I'd been witching long enough to know all of the warnings about love spells and how they are very bad ideas and one really just shouldn't do them. I knew all of this, and acknowledging that knowledge, proceeded to go right ahead and do the thing I knew better than to do.
I was also super gay. As in, away from home and able to be mega gay for the first time in life and catching up on all of that gayness I didn't get to do in high school. This lead to a lot of new musical interests and hair product. I tell you this because I took Madonna's song "Justify My Love" as inspiration for the spell I ended up working.
Yeah, yeah, I know, wanna fucking fight about it?
Needless to say, things did not end well. Things ended up being a huge fucking mess that I still sometimes find myself cleaning up after, especially when trying to pursue healthy relationships now that I'm an adult. (HA! and HA! again)
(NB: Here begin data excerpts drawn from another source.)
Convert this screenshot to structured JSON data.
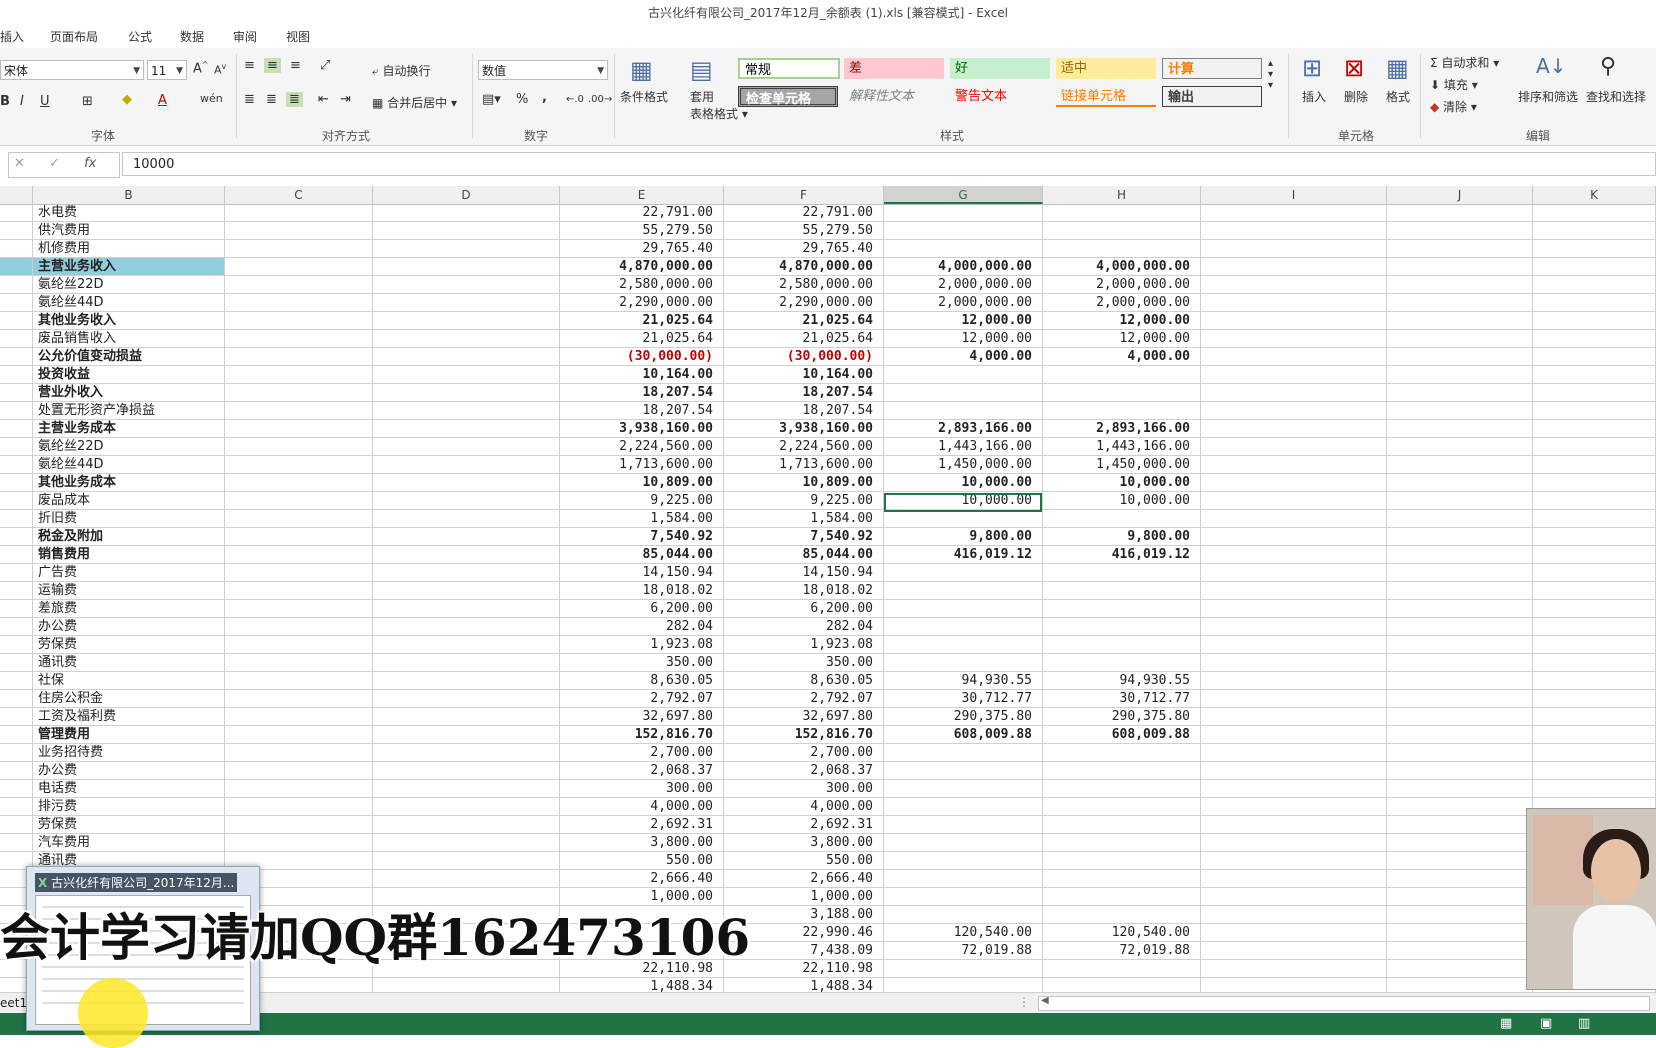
{
  "window": {
    "title": "古兴化纤有限公司_2017年12月_余额表 (1).xls  [兼容模式] - Excel"
  },
  "tabs": [
    "插入",
    "页面布局",
    "公式",
    "数据",
    "审阅",
    "视图"
  ],
  "ribbon": {
    "font": {
      "name": "宋体",
      "size": "11",
      "group_label": "字体"
    },
    "alignment": {
      "wrap_text": "自动换行",
      "merge_center": "合并后居中",
      "group_label": "对齐方式"
    },
    "number": {
      "format": "数值",
      "percent": "%",
      "comma": ",",
      "group_label": "数字"
    },
    "styles": {
      "conditional_format": "条件格式",
      "table_format_1": "套用",
      "table_format_2": "表格格式",
      "cells": [
        {
          "label": "常规",
          "bg": "#ffffff",
          "fg": "#000000"
        },
        {
          "label": "差",
          "bg": "#ffc7ce",
          "fg": "#9c0006"
        },
        {
          "label": "好",
          "bg": "#c6efce",
          "fg": "#006100"
        },
        {
          "label": "适中",
          "bg": "#ffeb9c",
          "fg": "#9c6500"
        },
        {
          "label": "计算",
          "bg": "#f2f2f2",
          "fg": "#fa7d00"
        },
        {
          "label": "检查单元格",
          "bg": "#a5a5a5",
          "fg": "#ffffff"
        },
        {
          "label": "解释性文本",
          "bg": "#f5f5f5",
          "fg": "#7f7f7f"
        },
        {
          "label": "警告文本",
          "bg": "#f5f5f5",
          "fg": "#ff0000"
        },
        {
          "label": "链接单元格",
          "bg": "#f5f5f5",
          "fg": "#fa7d00"
        },
        {
          "label": "输出",
          "bg": "#f2f2f2",
          "fg": "#3f3f3f"
        }
      ],
      "group_label": "样式"
    },
    "cells_group": {
      "insert": "插入",
      "delete": "删除",
      "format": "格式",
      "group_label": "单元格"
    },
    "editing": {
      "autosum": "自动求和",
      "fill": "填充",
      "clear": "清除",
      "sort_filter": "排序和筛选",
      "find_select": "查找和选择",
      "group_label": "编辑"
    }
  },
  "formula_bar": {
    "value": "10000",
    "fx": "fx"
  },
  "columns": [
    "B",
    "C",
    "D",
    "E",
    "F",
    "G",
    "H",
    "I",
    "J",
    "K"
  ],
  "selected_column": "G",
  "rows": [
    {
      "name": "水电费",
      "e": "22,791.00",
      "f": "22,791.00",
      "g": "",
      "h": "",
      "bold": false
    },
    {
      "name": "供汽费用",
      "e": "55,279.50",
      "f": "55,279.50",
      "g": "",
      "h": "",
      "bold": false
    },
    {
      "name": "机修费用",
      "e": "29,765.40",
      "f": "29,765.40",
      "g": "",
      "h": "",
      "bold": false
    },
    {
      "name": "主营业务收入",
      "e": "4,870,000.00",
      "f": "4,870,000.00",
      "g": "4,000,000.00",
      "h": "4,000,000.00",
      "bold": true,
      "highlight": true
    },
    {
      "name": "氨纶丝22D",
      "e": "2,580,000.00",
      "f": "2,580,000.00",
      "g": "2,000,000.00",
      "h": "2,000,000.00",
      "bold": false
    },
    {
      "name": "氨纶丝44D",
      "e": "2,290,000.00",
      "f": "2,290,000.00",
      "g": "2,000,000.00",
      "h": "2,000,000.00",
      "bold": false
    },
    {
      "name": "其他业务收入",
      "e": "21,025.64",
      "f": "21,025.64",
      "g": "12,000.00",
      "h": "12,000.00",
      "bold": true
    },
    {
      "name": "废品销售收入",
      "e": "21,025.64",
      "f": "21,025.64",
      "g": "12,000.00",
      "h": "12,000.00",
      "bold": false
    },
    {
      "name": "公允价值变动损益",
      "e": "(30,000.00)",
      "f": "(30,000.00)",
      "g": "4,000.00",
      "h": "4,000.00",
      "bold": true,
      "negative": true
    },
    {
      "name": "投资收益",
      "e": "10,164.00",
      "f": "10,164.00",
      "g": "",
      "h": "",
      "bold": true
    },
    {
      "name": "营业外收入",
      "e": "18,207.54",
      "f": "18,207.54",
      "g": "",
      "h": "",
      "bold": true
    },
    {
      "name": "处置无形资产净损益",
      "e": "18,207.54",
      "f": "18,207.54",
      "g": "",
      "h": "",
      "bold": false
    },
    {
      "name": "主营业务成本",
      "e": "3,938,160.00",
      "f": "3,938,160.00",
      "g": "2,893,166.00",
      "h": "2,893,166.00",
      "bold": true
    },
    {
      "name": "氨纶丝22D",
      "e": "2,224,560.00",
      "f": "2,224,560.00",
      "g": "1,443,166.00",
      "h": "1,443,166.00",
      "bold": false
    },
    {
      "name": "氨纶丝44D",
      "e": "1,713,600.00",
      "f": "1,713,600.00",
      "g": "1,450,000.00",
      "h": "1,450,000.00",
      "bold": false
    },
    {
      "name": "其他业务成本",
      "e": "10,809.00",
      "f": "10,809.00",
      "g": "10,000.00",
      "h": "10,000.00",
      "bold": true
    },
    {
      "name": "废品成本",
      "e": "9,225.00",
      "f": "9,225.00",
      "g": "10,000.00",
      "h": "10,000.00",
      "bold": false
    },
    {
      "name": "折旧费",
      "e": "1,584.00",
      "f": "1,584.00",
      "g": "",
      "h": "",
      "bold": false
    },
    {
      "name": "税金及附加",
      "e": "7,540.92",
      "f": "7,540.92",
      "g": "9,800.00",
      "h": "9,800.00",
      "bold": true
    },
    {
      "name": "销售费用",
      "e": "85,044.00",
      "f": "85,044.00",
      "g": "416,019.12",
      "h": "416,019.12",
      "bold": true
    },
    {
      "name": "广告费",
      "e": "14,150.94",
      "f": "14,150.94",
      "g": "",
      "h": "",
      "bold": false
    },
    {
      "name": "运输费",
      "e": "18,018.02",
      "f": "18,018.02",
      "g": "",
      "h": "",
      "bold": false
    },
    {
      "name": "差旅费",
      "e": "6,200.00",
      "f": "6,200.00",
      "g": "",
      "h": "",
      "bold": false
    },
    {
      "name": "办公费",
      "e": "282.04",
      "f": "282.04",
      "g": "",
      "h": "",
      "bold": false
    },
    {
      "name": "劳保费",
      "e": "1,923.08",
      "f": "1,923.08",
      "g": "",
      "h": "",
      "bold": false
    },
    {
      "name": "通讯费",
      "e": "350.00",
      "f": "350.00",
      "g": "",
      "h": "",
      "bold": false
    },
    {
      "name": "社保",
      "e": "8,630.05",
      "f": "8,630.05",
      "g": "94,930.55",
      "h": "94,930.55",
      "bold": false
    },
    {
      "name": "住房公积金",
      "e": "2,792.07",
      "f": "2,792.07",
      "g": "30,712.77",
      "h": "30,712.77",
      "bold": false
    },
    {
      "name": "工资及福利费",
      "e": "32,697.80",
      "f": "32,697.80",
      "g": "290,375.80",
      "h": "290,375.80",
      "bold": false
    },
    {
      "name": "管理费用",
      "e": "152,816.70",
      "f": "152,816.70",
      "g": "608,009.88",
      "h": "608,009.88",
      "bold": true
    },
    {
      "name": "业务招待费",
      "e": "2,700.00",
      "f": "2,700.00",
      "g": "",
      "h": "",
      "bold": false
    },
    {
      "name": "办公费",
      "e": "2,068.37",
      "f": "2,068.37",
      "g": "",
      "h": "",
      "bold": false
    },
    {
      "name": "电话费",
      "e": "300.00",
      "f": "300.00",
      "g": "",
      "h": "",
      "bold": false
    },
    {
      "name": "排污费",
      "e": "4,000.00",
      "f": "4,000.00",
      "g": "",
      "h": "",
      "bold": false
    },
    {
      "name": "劳保费",
      "e": "2,692.31",
      "f": "2,692.31",
      "g": "",
      "h": "",
      "bold": false
    },
    {
      "name": "汽车费用",
      "e": "3,800.00",
      "f": "3,800.00",
      "g": "",
      "h": "",
      "bold": false
    },
    {
      "name": "通讯费",
      "e": "550.00",
      "f": "550.00",
      "g": "",
      "h": "",
      "bold": false
    },
    {
      "name": "",
      "e": "2,666.40",
      "f": "2,666.40",
      "g": "",
      "h": "",
      "bold": false
    },
    {
      "name": "",
      "e": "1,000.00",
      "f": "1,000.00",
      "g": "",
      "h": "",
      "bold": false
    },
    {
      "name": "",
      "e": "",
      "f": "3,188.00",
      "g": "",
      "h": "",
      "bold": false
    },
    {
      "name": "",
      "e": "",
      "f": "22,990.46",
      "g": "120,540.00",
      "h": "120,540.00",
      "bold": false
    },
    {
      "name": "",
      "e": "",
      "f": "7,438.09",
      "g": "72,019.88",
      "h": "72,019.88",
      "bold": false
    },
    {
      "name": "",
      "e": "22,110.98",
      "f": "22,110.98",
      "g": "",
      "h": "",
      "bold": false
    },
    {
      "name": "",
      "e": "1,488.34",
      "f": "1,488.34",
      "g": "",
      "h": "",
      "bold": false
    }
  ],
  "sheet_tab": "eet1",
  "taskbar_preview": {
    "title": "古兴化纤有限公司_2017年12月..."
  },
  "watermark": "会计学习请加QQ群162473106"
}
I tell you all of this, at the risk of much personal embarrassment, because the song came on the radio this morning as I was driving home from work. It's the first time I've listened to the song since the working. Are you hearing those lyrics? I took those words and lit candles and invited a great big pile of WTF to dump itself all over my naive twenty year old self. JUSTIFY MY LOVE? I could slap me for having been so dumb as to not grasp the desperation behind the lyrics or in myself. Sure the music and video are sexy, but fuck.
I like to think I've learned a thing or six since then. I'll let you know when I'm forty.
Young witches - we weren't all stupid, except when we so very painfully were.